What is the correct way to access a variable number of workspaces with a variable number of threads?

Hey all—

I am trying to write a good thread-parallel implementation of a problem that can be described quickly like this:

  1. The user has to do n tasks, each of which require a workspace.
  2. They can provide any number of workspaces they want—say they provide m of them.
  3. Finally, they might be running it with any number of threads, say l, and it is possible that l > m.

What’s the correct way to still utilize multi-threading to the highest degree possible that is aware of m?

Here’s a somewhat motivating example: say that you wanted the log-determinant of some number of giant matrices. You don’t have enough RAM to create all of them at once, but perhaps you have enough RAM to create three or four of the matrices. But other parts of your program benefit from using many more threads than that, so you’re using more than three or four threads. Here’s a MWE that works when l \leq m:

using StableRNGs
BLAS.set_num_threads(1)

# Atomic doesn't seem to be designed for this type. 
const workspaces = [zeros(100,100) for _ in 1:3] 

function dostuff(n, spaces)
  logdets = zeros(n)
  Threads.@threads for i in 1:n
    # Choose some _available_ workspace. If length(workspaces) is greater than
    # Threads.nthreads() this works, but if not then obviously this fails, which
    # makes me think this isn't the right way to do this.
    w = workspaces[Threads.threadid()]
    s = size(w,1)
    # Fill the buffer with something:
    x = randn(StableRNG(i), s)
    for k in 1:s
      xk = x[k]
      @simd for j in 1:s
        xj = x[j]
        @inbounds w[j,k] = exp(-abs(xj-xk))
      end
    end
    # Put the computed value in your output array:
    w_fact = cholesky!(w)
    logdets[i] = logdet(w_fact)
  end
  logdets
end

dostuff(30, workspaces)

But the fact that this breaks for l > m makes me think that this is not the correct way to write something like this. I’m aware of the Atomic structure, but I gather that a collection of matrices is not really the intended use case of that object.

Can somebody more knowledgeable than me provide any guidance? Thanks for reading!

Maybe this is useful. What I do is to use the ThreadPools package to control exactly to which thread each computation goes, and I control manually how many threads are being used all the time. This is useful for trivially parallelizable tasks, as it seems that yours is. One detail is that one needs to submit Threads.nthreads()-1 tasks, leaving thread 1 free for the main thread to control the execution of the others. Otherwise, if one of the long calculations enters into thread 1, the submission of new calculations to other threads will be stalled.

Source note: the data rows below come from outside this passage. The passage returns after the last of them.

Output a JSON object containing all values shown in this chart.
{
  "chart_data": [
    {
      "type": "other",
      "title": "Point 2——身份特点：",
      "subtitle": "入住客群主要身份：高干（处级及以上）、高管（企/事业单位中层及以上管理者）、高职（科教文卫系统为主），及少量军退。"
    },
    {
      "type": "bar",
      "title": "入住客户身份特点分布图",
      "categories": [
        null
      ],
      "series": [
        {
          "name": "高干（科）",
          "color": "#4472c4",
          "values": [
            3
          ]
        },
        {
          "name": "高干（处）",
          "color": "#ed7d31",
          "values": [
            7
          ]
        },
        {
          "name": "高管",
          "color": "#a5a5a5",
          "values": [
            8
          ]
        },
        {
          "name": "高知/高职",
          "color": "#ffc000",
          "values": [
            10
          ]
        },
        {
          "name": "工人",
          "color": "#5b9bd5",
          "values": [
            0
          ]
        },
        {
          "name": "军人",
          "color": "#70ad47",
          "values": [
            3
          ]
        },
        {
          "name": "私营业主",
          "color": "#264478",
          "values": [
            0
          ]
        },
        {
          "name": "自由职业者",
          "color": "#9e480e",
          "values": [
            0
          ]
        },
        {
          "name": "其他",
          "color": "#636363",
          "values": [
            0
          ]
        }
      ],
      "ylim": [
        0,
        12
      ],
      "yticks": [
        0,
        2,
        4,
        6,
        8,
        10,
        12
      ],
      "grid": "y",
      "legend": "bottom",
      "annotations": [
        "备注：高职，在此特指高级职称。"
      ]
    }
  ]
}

  nspawn = 4 # Number of threads that will be used (typically Threads.nthreads()-1)
  itask = 0
  ndone = 0
  free = ones(Bool,nspawn) # Vector that will store if the thread is free
  t = Vector{Task}(undef,nspawn) # Vector that will manage the tasks
  while ndone < ntasks

    # Launch for each free thread the computation one computation
    while itask < ntasks && count(free) > 0 
      ifree = findfirst(x->x==true,free)
      # Submit next task
      itask += 1
      #ifree+1 is to avoid using thread number 1
      t[ifree] = ThreadPools.@tspawnat ifree+1 run_the_calculation
      free[ifree] = false
    end

    # Wait a little bit before checking
    sleep(0.1)

    # Check thread status
    for ispawn in 1:nspawn
      if ! free[ispawn]
        if istaskfailed(t[ispawn])
          error(" Computation failed in thread: $ispawn", fetch(t[ispawn]))
        end
        if istaskdone(t[ispawn])
          ndone += 1
          free[ispawn] = true
          # fetch data for this run...
          # Do garbage collection (I needed this in my case)
          if options.GC && (Sys.free_memory() / Sys.total_memory() < 0.1)
            GC.gc() 
          end
        end
      end
    end

2 Likes

You can create one worker (one Task) for each workspace, where each worker receives inputs from a Channel:

function eachstuff(input, w)
	s = size(w,1)
	# Fill the buffer with something:
	x = randn(StableRNG(input), s)
	for k in 1:s
		xk = x[k]
		@simd for j in 1:s
			xj = x[j]
			@inbounds w[j,k] = exp(-abs(xj-xk))
		end
	end
	# Put the computed value in your output array:
	w_fact = cholesky!(w)
	logdet(w_fact)
end
function dostuff(n, spaces)
	outputs = zeros(n)
	chn = Channel{Int}(n) do chn
		for input = 1 : n
			put!(chn, input)
		end
	end
	workers = collect(Threads.@spawn(for input = chn
		outputs[input] = eachstuff(input, spaces[$k])
	end) for k = eachindex(spaces))
	foreach(wait, workers)
	outputs
end

If you wish, you can create only min(length(spaces), Threads.nthreads()) workers to guarantee that you are not creating more workers than you can run on parallel.

1 Like

Hey @lmiq and @lucas711642—thank you so much for your responses! They are both incredibly helpful. These examples and the docs for some keywords that I didn’t know to be looking for—like Task—are all wonderful. I wish I could mark them both as solutions. Thanks again!

1 Like